Hace
trece años ya de la guerra. La vida ha cambiado muchísimo desde que nuestra
ciudad pasó a formar parte del territorio antrano. Yo solamente tenía tres años
por aquel entonces, así que no recuerdo mucho. Los primeros años fueron
bastante conflictivos con aquellos pequeños grupos de resistencia pululando por
las calles y causando los mayores destrozos que podían, pero los soldados
imperiales consiguieron hacerles frente y, tras muchos esfuerzos, expulsaron a
los radicales de la ciudad. Incluso, a día de hoy, a veces siguen habiendo
algunas revueltas, pero ya no son tantas como al principio, ni mucho menos tan
grandes. Toda la tranquilidad comenzó con las grandes promesas del cónsul que
había mandado el emperador, promesas de una vida más sencilla a cambio de
servir lealmente al imperio de Antran.
Algunas
personas se vieron satisfechas con sus promesas y comenzaron a tranquilizarse,
aceptando a los imperiales, aunque a regañadientes. Otras, en cambio, seguían
con sus ideales de libertad. Hasta que, hace diez años, el emperador decidió
tomar cartas en el asunto y presentarse él mismo a nuestra ciudad, Arstacia. Al
principio causó un gran revuelo, era algo que nadie se habría imaginado que
ocurriría. Él siempre se mantenía tras la seguridad que le otorgaban los
grandes muros de su palacio en la capital. Pronto supimos por qué.
El
emperador pagó una importante suma de dinero a todo aquel que colaborase con la
construcción de su nuevo palacio; tenía la intención de convertir Arstacia en
la nueva capital antrana. La conmoción por recibir tal honor hizo que todo
aquel que estuviera capacitado a realizar tal labor física aceptase de buen
grado la generosidad de aquel anciano y venerado hombre. Desde entonces, la
ciudad ha sido mucho más tranquila. Respecto a mí, poco puedo decir. Aun era
muy joven cuando pasó todo eso, solo tenía seis años.
No
sé mucho sobre mis padres, solo que fueron personas humildes que murieron antes
de la invasión. La única familia que conozco es a una mujer de gran corazón que
hizo la labor de madre desde que tengo uso de razón y a quien, pese a no ser mi
madre biológica, siempre he llamado madre. También a un jovenzuelo de pelo
negro como el carbón y de ojos marrones, aunque a veces se veían pequeños
tintes verdes, dos años más joven que yo, que siempre me seguía a todas partes.

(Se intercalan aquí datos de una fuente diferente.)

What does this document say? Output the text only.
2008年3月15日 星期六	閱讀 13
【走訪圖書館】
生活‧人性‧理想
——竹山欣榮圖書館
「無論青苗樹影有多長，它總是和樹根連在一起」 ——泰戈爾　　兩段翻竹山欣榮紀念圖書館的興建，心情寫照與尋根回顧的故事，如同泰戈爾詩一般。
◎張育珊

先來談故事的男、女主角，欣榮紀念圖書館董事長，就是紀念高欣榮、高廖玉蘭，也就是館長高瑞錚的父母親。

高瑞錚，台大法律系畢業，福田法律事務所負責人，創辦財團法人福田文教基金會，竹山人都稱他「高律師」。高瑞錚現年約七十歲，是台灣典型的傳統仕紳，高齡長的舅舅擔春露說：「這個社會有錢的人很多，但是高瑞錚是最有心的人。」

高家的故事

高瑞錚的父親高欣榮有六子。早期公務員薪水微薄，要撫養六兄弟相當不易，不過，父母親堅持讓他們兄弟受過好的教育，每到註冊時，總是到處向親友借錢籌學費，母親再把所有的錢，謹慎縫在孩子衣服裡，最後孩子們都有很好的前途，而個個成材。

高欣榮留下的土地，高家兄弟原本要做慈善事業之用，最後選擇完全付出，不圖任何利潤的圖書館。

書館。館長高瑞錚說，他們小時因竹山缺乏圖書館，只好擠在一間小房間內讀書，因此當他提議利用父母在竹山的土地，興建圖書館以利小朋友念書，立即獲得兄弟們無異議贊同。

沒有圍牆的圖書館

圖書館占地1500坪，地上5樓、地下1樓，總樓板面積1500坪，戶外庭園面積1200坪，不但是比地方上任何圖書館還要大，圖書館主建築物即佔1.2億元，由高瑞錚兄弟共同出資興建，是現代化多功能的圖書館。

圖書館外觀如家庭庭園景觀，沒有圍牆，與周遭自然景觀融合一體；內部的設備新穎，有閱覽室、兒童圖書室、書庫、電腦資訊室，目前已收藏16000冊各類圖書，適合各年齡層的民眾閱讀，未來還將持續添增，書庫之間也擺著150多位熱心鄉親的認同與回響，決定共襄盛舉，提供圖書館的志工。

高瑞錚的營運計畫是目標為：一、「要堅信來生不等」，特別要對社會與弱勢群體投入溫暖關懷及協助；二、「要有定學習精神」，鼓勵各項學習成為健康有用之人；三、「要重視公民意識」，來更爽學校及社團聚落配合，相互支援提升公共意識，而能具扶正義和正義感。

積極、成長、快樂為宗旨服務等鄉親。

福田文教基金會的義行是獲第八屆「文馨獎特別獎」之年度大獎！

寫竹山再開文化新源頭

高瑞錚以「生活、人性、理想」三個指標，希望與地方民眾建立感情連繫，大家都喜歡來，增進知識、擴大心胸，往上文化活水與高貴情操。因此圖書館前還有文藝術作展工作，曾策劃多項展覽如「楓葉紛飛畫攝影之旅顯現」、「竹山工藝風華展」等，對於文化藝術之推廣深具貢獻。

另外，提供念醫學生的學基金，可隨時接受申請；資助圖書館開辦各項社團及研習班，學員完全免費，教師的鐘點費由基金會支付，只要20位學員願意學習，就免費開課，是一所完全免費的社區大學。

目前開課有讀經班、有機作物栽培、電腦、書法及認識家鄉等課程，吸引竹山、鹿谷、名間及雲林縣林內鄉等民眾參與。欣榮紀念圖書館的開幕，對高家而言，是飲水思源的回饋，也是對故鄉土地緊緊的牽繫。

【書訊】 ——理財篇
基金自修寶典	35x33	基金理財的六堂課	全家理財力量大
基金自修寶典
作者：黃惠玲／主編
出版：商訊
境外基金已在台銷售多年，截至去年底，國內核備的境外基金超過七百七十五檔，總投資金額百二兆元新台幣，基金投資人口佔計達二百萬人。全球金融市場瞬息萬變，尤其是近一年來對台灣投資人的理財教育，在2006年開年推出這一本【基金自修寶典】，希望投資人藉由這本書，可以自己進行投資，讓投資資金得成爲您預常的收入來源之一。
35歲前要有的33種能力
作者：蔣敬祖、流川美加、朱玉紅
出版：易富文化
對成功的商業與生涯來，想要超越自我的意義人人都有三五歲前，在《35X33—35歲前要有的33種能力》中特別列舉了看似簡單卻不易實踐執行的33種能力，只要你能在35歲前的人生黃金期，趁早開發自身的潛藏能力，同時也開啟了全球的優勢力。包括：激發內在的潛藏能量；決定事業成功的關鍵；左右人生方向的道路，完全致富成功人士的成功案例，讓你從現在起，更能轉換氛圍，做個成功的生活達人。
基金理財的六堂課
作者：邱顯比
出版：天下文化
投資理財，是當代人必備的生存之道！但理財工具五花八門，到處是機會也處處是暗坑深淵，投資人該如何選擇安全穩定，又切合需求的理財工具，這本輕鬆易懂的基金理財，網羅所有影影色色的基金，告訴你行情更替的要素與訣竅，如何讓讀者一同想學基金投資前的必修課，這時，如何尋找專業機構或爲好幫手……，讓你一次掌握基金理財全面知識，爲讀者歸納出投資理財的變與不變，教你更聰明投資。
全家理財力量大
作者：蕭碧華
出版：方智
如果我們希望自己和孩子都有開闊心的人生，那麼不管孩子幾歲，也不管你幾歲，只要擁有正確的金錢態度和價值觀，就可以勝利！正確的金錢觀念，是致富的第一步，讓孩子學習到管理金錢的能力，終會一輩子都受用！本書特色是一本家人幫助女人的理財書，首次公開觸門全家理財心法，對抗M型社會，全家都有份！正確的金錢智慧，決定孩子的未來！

Era el hijo de esta señora, por lo que siempre le consideré mi hermano. Su
padre murió poco antes de que mi hermanastro naciera, víctima de una
enfermedad. Siempre he vivido solo con esa señora y ese chiquillo, a quienes,
de ahora en adelante, mencionaré como mi madre y como mi hermano, Kestix.
Desde
pequeños, Kestix y yo siempre hemos pasado los días correteando y viendo
prosperar Arstacia en su incansable reconstrucción y en su incesante
remodelación hasta convertirse en lo que es hoy día. Como críos, siempre nos
fascinábamos viendo a los soldados imperiales con sus relucientes armaduras y
sus impresionantes armas. Fue por ello por lo que al principio soñaba con ser
un soldado. Terminé de convencerme a raíz de mis amigos: Artrio, Karter y
Trent.
Artrio era un chico de mi edad, casi de la misma estatura
que yo, de cabellos castaños hasta la altura del hombro, ojos marrones, muy
comunes pero especiales de alguna forma, y bastante callado, todo sea dicho;
difícilmente nos contaba en qué estaba pensando. Este hecho cambió cuando
cumplió los quince años, que nos comenzó a contar que quería vivir aventuras,
viajar y conocer el mundo. Meses más tarde pareció haber cumplido su sueño.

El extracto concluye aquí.